Atons Mutmaßungen, was den weiteren Verlauf des Tages anging, schienen sich zu bewahrheiten. Die Ausstellung an sich war gar nicht einmal schlecht. Die Veranstalter hatten sich Mühe gegeben. Der große, normalerweise kalt und unpersönlich wirkende Marmorsaal war durch geschickt aufgestellte Lampen und große Wandschirme in eine Anzahl kleinerer, heller Inseln unterteilt, in deren Mitte jeweils ein ganz besonderes Ausstellungsstück stand. Es gab große, meistenteils sogar farbige Bilder an den Wänden und etwas kleinere Abbildungen an den aufgestellten Raumteilern und in den Glasvitrinen waren alle möglichen Fundstücke zu sehen, daneben hatte man kleine Schildchen angebracht, auf denen das jeweilige Ausstellungsstück beschrieben wurde. Atons kundiges Auge entdeckte natürlich sofort den einen oder anderen kleinen Irrtum, der den Veranstaltern unterlaufen war und der den Besuchern kaum auffallen würde.

So schlenderte Aton mit lässig in den Jackentaschen vergrabenen Händen zwischen den Vitrinen und gläsernen Schränken umher, warf einen Blick auf dieses und jenes, studierte die Schildchen – und blieb plötzlich vor zwei nebeneinanderstehenden, verschieden großen Vitrinen stehen. Die eine Vitrine, eigentlich ein Würfel aus sorgsam poliertem Plexiglas, stand auf einem hohen Sockel aus schwarzem, Granit vortäuschenden Kunststoff, in der etwas ausgestellt war, was auf den ersten Blick wie ein Haufen schmuddeliger, halb verrotteter Lumpen aussah. Das kleine Schildchen daneben verriet, dass es sich um eine Katzenmumie aus der achtzehnten Dynastie handelte, gefunden auf dem berühmten Katzenfriedhof von Bubastis.

Aton runzelte die Stirn und wandte sich der zweiten, viel größeren Vitrine zu.

KRIEGERMUMIE,

behauptete das Schildchen daneben,

GEFUNDEN BEI GRABUNGEN IN SAKKARA

»Was für ein Unsinn«, murmelte Aton, und im selben Moment sagte eine Stimme hinter ihm:

»Der Typ sieht aus wie Ricky nach meiner letzten Unterhaltung mit ihm.«

Aton musste sich nicht herumdrehen um zu wissen, wer hinter ihm stand.

Er tat es trotzdem – und begegnete dem Blick aus Werners Augen, deren tückisches Glitzern in krassem Gegensatz zu seinem aufgesetzten Grinsen stand.

Aton versuchte vorsichtig den Rückzug anzutreten.
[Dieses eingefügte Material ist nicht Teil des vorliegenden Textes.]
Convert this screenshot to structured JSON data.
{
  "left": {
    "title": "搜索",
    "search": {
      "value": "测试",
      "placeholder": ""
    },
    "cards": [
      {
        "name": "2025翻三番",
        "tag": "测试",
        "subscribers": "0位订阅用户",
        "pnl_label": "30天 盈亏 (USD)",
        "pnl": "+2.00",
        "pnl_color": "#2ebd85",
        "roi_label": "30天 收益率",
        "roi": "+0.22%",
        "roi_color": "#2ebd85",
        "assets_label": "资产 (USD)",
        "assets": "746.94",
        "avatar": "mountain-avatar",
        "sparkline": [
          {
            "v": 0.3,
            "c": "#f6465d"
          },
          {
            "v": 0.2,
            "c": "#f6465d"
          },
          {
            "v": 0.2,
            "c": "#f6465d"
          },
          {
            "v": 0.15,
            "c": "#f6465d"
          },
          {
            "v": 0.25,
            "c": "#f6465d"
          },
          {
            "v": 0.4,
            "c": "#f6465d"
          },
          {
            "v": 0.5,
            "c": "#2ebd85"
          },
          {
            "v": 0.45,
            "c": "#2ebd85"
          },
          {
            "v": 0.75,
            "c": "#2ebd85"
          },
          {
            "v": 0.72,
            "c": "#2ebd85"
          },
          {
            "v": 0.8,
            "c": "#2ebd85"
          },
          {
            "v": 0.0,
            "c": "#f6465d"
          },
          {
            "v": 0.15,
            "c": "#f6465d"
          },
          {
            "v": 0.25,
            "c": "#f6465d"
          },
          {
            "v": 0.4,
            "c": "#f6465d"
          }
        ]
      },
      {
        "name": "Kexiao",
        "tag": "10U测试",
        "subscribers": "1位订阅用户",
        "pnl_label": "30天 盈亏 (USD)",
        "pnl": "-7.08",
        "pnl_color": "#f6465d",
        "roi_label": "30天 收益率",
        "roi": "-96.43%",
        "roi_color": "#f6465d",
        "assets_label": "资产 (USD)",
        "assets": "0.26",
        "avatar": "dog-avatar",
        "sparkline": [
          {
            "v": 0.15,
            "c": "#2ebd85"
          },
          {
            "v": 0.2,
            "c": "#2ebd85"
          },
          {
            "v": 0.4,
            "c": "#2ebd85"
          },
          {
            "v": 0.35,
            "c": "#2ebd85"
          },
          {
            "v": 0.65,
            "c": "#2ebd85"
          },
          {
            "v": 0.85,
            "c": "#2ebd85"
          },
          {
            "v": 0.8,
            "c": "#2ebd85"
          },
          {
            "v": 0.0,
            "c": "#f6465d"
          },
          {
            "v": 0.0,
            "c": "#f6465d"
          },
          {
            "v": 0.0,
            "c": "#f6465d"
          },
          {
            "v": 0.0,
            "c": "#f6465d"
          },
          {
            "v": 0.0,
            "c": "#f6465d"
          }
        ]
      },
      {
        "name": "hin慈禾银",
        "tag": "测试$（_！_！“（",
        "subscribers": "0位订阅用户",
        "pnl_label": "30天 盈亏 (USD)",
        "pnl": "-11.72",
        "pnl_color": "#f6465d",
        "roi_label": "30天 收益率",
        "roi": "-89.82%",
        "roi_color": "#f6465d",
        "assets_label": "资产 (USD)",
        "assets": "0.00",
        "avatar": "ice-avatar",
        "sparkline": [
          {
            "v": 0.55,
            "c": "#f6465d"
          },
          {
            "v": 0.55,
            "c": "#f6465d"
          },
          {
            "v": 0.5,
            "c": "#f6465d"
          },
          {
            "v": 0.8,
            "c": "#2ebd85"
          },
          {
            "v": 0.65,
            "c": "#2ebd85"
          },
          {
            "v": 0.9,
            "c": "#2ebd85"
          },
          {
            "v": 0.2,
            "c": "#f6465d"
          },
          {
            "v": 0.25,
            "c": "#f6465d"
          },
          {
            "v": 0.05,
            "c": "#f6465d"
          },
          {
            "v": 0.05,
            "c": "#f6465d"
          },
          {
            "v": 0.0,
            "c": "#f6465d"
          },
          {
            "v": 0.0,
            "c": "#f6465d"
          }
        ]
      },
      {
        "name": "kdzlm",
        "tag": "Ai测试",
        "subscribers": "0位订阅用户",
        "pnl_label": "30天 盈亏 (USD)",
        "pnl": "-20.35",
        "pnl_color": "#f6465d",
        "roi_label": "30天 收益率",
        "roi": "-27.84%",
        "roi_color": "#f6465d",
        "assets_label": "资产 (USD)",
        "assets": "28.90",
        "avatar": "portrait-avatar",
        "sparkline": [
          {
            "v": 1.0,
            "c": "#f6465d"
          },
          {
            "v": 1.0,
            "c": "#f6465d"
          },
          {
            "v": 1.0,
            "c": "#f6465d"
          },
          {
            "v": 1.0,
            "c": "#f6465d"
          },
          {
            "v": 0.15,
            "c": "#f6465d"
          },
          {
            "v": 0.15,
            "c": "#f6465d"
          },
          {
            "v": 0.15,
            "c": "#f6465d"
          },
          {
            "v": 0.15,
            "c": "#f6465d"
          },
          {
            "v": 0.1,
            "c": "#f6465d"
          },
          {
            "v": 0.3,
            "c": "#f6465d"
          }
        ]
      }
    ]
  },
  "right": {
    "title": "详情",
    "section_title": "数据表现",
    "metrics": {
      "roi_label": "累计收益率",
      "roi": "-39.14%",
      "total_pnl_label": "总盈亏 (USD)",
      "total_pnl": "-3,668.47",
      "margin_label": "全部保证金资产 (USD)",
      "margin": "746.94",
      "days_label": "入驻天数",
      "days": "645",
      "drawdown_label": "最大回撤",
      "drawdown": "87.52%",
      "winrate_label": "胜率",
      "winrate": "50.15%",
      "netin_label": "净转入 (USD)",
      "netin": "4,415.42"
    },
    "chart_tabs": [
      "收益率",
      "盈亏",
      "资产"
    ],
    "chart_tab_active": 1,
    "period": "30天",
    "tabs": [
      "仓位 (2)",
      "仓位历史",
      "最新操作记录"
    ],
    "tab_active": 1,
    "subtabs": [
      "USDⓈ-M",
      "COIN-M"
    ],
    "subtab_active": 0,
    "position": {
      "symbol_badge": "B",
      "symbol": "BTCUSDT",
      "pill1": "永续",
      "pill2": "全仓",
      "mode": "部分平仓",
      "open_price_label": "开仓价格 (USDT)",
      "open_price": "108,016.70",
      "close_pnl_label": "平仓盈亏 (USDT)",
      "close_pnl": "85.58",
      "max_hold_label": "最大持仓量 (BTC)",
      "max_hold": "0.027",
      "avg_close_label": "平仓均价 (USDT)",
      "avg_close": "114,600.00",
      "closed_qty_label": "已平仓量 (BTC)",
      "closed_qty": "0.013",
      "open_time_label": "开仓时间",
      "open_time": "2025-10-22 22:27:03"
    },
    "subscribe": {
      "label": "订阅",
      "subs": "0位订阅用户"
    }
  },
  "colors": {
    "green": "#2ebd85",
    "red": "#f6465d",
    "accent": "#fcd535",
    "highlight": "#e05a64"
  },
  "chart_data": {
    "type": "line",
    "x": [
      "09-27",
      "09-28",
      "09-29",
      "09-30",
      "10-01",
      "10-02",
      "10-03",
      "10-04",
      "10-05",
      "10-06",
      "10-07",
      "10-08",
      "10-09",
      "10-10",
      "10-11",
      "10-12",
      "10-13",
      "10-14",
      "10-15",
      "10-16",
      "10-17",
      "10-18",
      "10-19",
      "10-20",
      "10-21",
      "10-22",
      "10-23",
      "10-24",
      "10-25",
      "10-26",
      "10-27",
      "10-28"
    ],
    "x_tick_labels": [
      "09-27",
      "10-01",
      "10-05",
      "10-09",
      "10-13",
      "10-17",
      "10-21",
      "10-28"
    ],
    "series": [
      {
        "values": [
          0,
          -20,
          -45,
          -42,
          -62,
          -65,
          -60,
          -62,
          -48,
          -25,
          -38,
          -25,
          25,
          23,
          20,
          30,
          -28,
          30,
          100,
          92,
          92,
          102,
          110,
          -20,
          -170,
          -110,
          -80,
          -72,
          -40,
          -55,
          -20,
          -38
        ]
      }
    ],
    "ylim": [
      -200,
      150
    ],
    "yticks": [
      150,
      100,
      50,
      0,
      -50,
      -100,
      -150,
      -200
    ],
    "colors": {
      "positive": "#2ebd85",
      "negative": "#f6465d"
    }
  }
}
Er kam genau einen Schritt weit, dann machte Werner eine Handbewegung und sofort vertrat ihm einer seiner beiden Begleiter den Weg.

»Wieso ist das Unsinn, was auf dem Schild steht?«, wollte Werner wissen. Seine Augen wurden schmal und sein Lächeln erlosch. Aton wich etwas zur Seite und hielt Hilfe suchend nach Zombeck oder einem der anderen beiden Lehrer, die mitgekommen waren, Ausschau. Keine Chance. Der Rest der Gruppe befand sich fast am anderen Ende des Saales. Er hätte schon lauthals um Hilfe schreien müssen, um überhaupt gehört zu werden.

»Weil Krieger nicht mumifiziert wurden«, antwortete er zögernd.

»Mumiwas?«, fragte Werner auf eine Art und mit einem Gesichtsausdruck, als denke er angestrengt darüber nach, ob sich hinter diesem Wort vielleicht eine Beleidigung versteckte oder irgendein anderer Anlass, endlich den Streit vom Zaun zu brechen, auf den er schon lange aus war. »Sie haben keine Mumien aus ihnen gemacht«, erklärte Aton hastig.

»Ich dachte, sie hätten alle ihre Toten so beerdigt«, murmelte Werners rechtes Anhängsel. Werner schenkte ihm einen strafenden Blick und Aton schluckte die spöttische Antwort, die ihm auf den Lippen lag, im letzten Moment hinunter.

»Das wäre viel zu aufwendig gewesen«, erklärte er.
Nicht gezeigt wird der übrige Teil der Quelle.